16.12.04
Moscou de notre correspondante
L'ambition proclamée de Vladimir Poutine, "doubler le PIB à l'horizon 2010", se réalisera-t-elle ? La croissance économique ralentit, en dépit des prix élevés du pétrole, importante source de revenus budgétaires. Le gouvernement russe a révisé ses prévisions pour 2005, annonçant une hausse du PIB de 5,8 %, contre 6,3 % projetés auparavant. Pour 2004, les autorités ont également abaissé leurs chiffres, avec un taux de croissance de 6,7 %, contre 7,3 % en 2003.
Les experts estiment qu'il faudrait un taux annuel d'au moins 7,8 % pour atteindre l'objectif fixé par le président russe.
Les optimistes continuent d'évoquer les surplus budgétaires enregistrés régulièrement depuis 2000, la stabilité du rouble, des taux de croissance qui restent élevés comparés aux économies occidentales, et l'heureuse conjoncture des prix du brut. La Russie est le deuxième exportateur de pétrole dans le monde après l'Arabie saoudite.

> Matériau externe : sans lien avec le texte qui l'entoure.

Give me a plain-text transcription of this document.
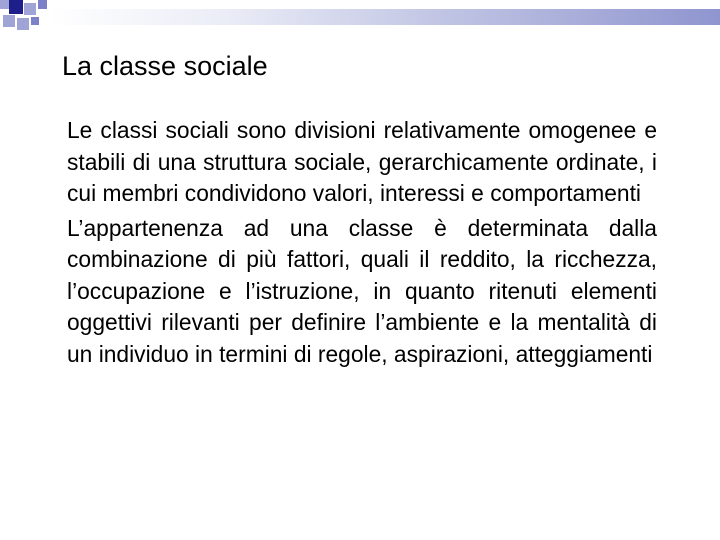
La classe sociale

Le classi sociali sono divisioni relativamente omogenee e stabili di una struttura sociale, gerarchicamente ordinate, i cui membri condividono valori, interessi e comportamenti

L’appartenenza ad una classe è determinata dalla combinazione di più fattori, quali il reddito, la ricchezza, l’occupazione e l’istruzione, in quanto ritenuti elementi oggettivi rilevanti per definire l’ambiente e la mentalità di un individuo in termini di regole, aspirazioni, atteggiamenti
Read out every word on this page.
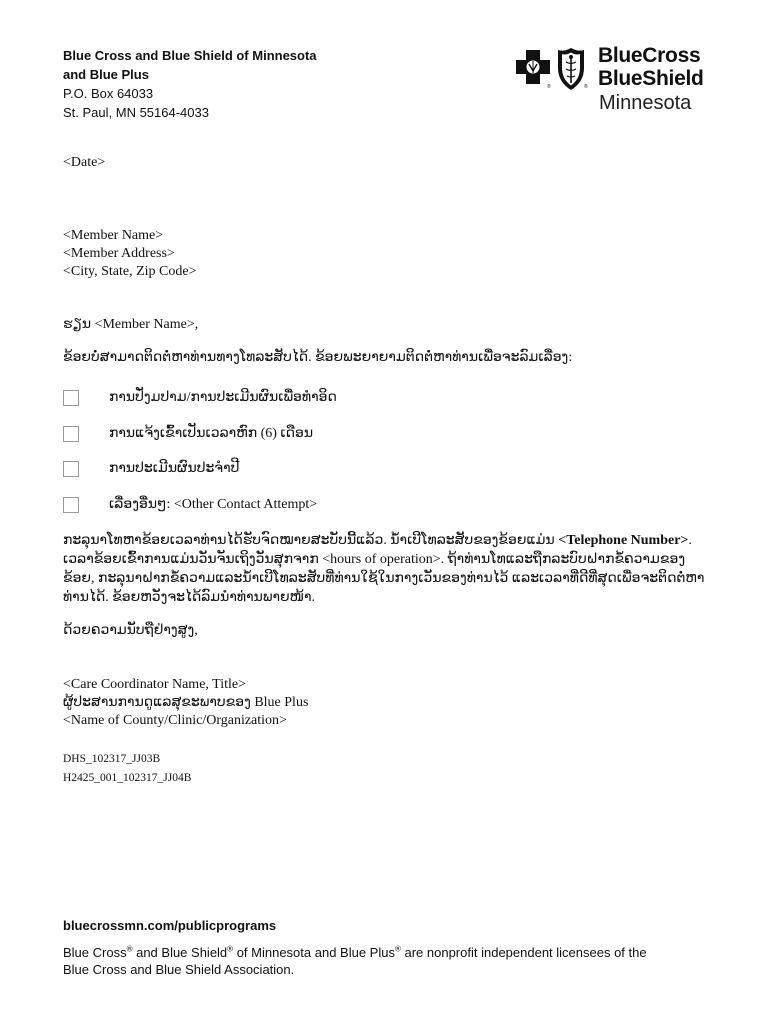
Blue Cross and Blue Shield of Minnesota
and Blue Plus
P.O. Box 64033
St. Paul, MN 55164-4033
®	®
BlueCross
BlueShield
Minnesota
<Date>
<Member Name>
<Member Address>
<City, State, Zip Code>
ຮຽນ <Member Name>,
ຂ້ອຍບໍ່ສາມາດຕິດຕໍ່ຫາທ່ານທາງໂທລະສັບໄດ້. ຂ້ອຍພະຍາຍາມຕິດຕໍ່ຫາທ່ານເພື່ອຈະລົມເລື່ອງ:
ການປັ່ງມປາມ/ການປະເມີນຜົນເພື່ອທຳອິດ
ການແຈ້ງເຂົ້າເປັນເວລາຫົກ (6) ເດືອນ
ການປະເມີນຜົນປະຈຳປີ
ເລື່ອງອື່ນໆ: <Other Contact Attempt>
ກະລຸນາໂທຫາຂ້ອຍເວລາທ່ານໄດ້ຮັບຈົດໝາຍສະບັບນີ້ແລ້ວ. ນ້ຳເບີໂທລະສັບຂອງຂ້ອຍແມ່ນ <Telephone Number>. ເວລາຂ້ອຍເຂົ້າການແມ່ນວັນຈັນເຖິງວັນສຸກຈາກ <hours of operation>. ຖ້າທ່ານໂທແລະຖືກລະບົບຝາກຂໍ້ຄວາມຂອງຂ້ອຍ, ກະລຸນາຝາກຂໍ້ຄວາມແລະນ້ຳເບີໂທລະສັບທີ່ທ່ານໃຊ້ໃນກາງເວັນຂອງທ່ານໄວ້ ແລະເວລາທີ່ດີທີ່ສຸດເພື່ອຈະຕິດຕໍ່ຫາທ່ານໄດ້. ຂ້ອຍຫວັງຈະໄດ້ລົມນຳທ່ານພາຍໜ້າ.
ດ້ວຍຄວາມນັບຖືຢ່າງສູງ,
<Care Coordinator Name, Title>
ຜູ້ປະສານການດູແລສຸຂະພາບຂອງ Blue Plus
<Name of County/Clinic/Organization>
DHS_102317_JJ03B
H2425_001_102317_JJ04B
bluecrossmn.com/publicprograms
Blue Cross® and Blue Shield® of Minnesota and Blue Plus® are nonprofit independent licensees of the
Blue Cross and Blue Shield Association.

Mais certains analystes voient aussi le verre... à moitié vide. Ils notent que la production industrielle a faibli, se contractant en novembre pour la première fois depuis la crise financière de 1998, selon un indice de la Banque nationale de Moscou, et évoquent les dangers d'une dépendance croissante de l'économie aux exportations d'hydrocarbures.
Les facteurs expliquant le ralentissement de la croissance seraient un recul des investissements, le renforcement du rouble qui entame la compétitivité à l'exportation et accroît les coûts des entreprises, les doutes sur la protection de la propriété privée, la reprise de la fuite des capitaux (12 milliards de dollars en 2004, contre 3,8 milliards en 2003 selon les statistiques officielles) et le contrecoup de la mini crise bancaire de l'été. Les compagnies russes hésitent à investir, en raison des incertitudes liées à l'affaire Ioukos et de la pression bureaucratique sur les milieux d'affaires.
Le rythme de l'augmentation des exportations de pétrole, important facteur de croissance depuis quatre ans, ne pourra se maintenir sans la construction de nouveaux oléoducs et l'aménagement de ports et terminaux. Or les grands projets de pipelines permettant d'évacuer du brut de Sibérie vers les marchés asiatiques ou par Mourmansk en sont pour l'instant au stade de la réflexion.
Un récent rapport de l'Organisation pour la coopération économique et le développement (OCDE) souligne que la Russie n'a pas réussi à diversifier son économie pour réduire sa dépendance aux hydrocarbures et se protéger d'un retournement des prix mondiaux. La réforme du secteur bancaire et celle de l'électricité n'ont guère progressé. La transformation du géant Gazprom est au point mort.
L'expansion de Gazprom dans le secteur pétrolier ainsi que l'augmentation de la part de l'Etat dans son capital, augurent mal d'une réforme de ce monopole, chasse gardée de l'équipe entourant M. Poutine.
"L'inefficacité et la corruption des administrations publiques freinent la mise en œuvre des réformes structurelles, a relevé l'OCDE. L'exercice arbitraire du pouvoir de l'Etat reste l'une des principales menaces pesant sur la sécurité des droits de propriété en Russie. Il a un effet dissuasif sur les investissements directs étrangers, et constitue un obstacle au développement de bon nombre d'entreprises."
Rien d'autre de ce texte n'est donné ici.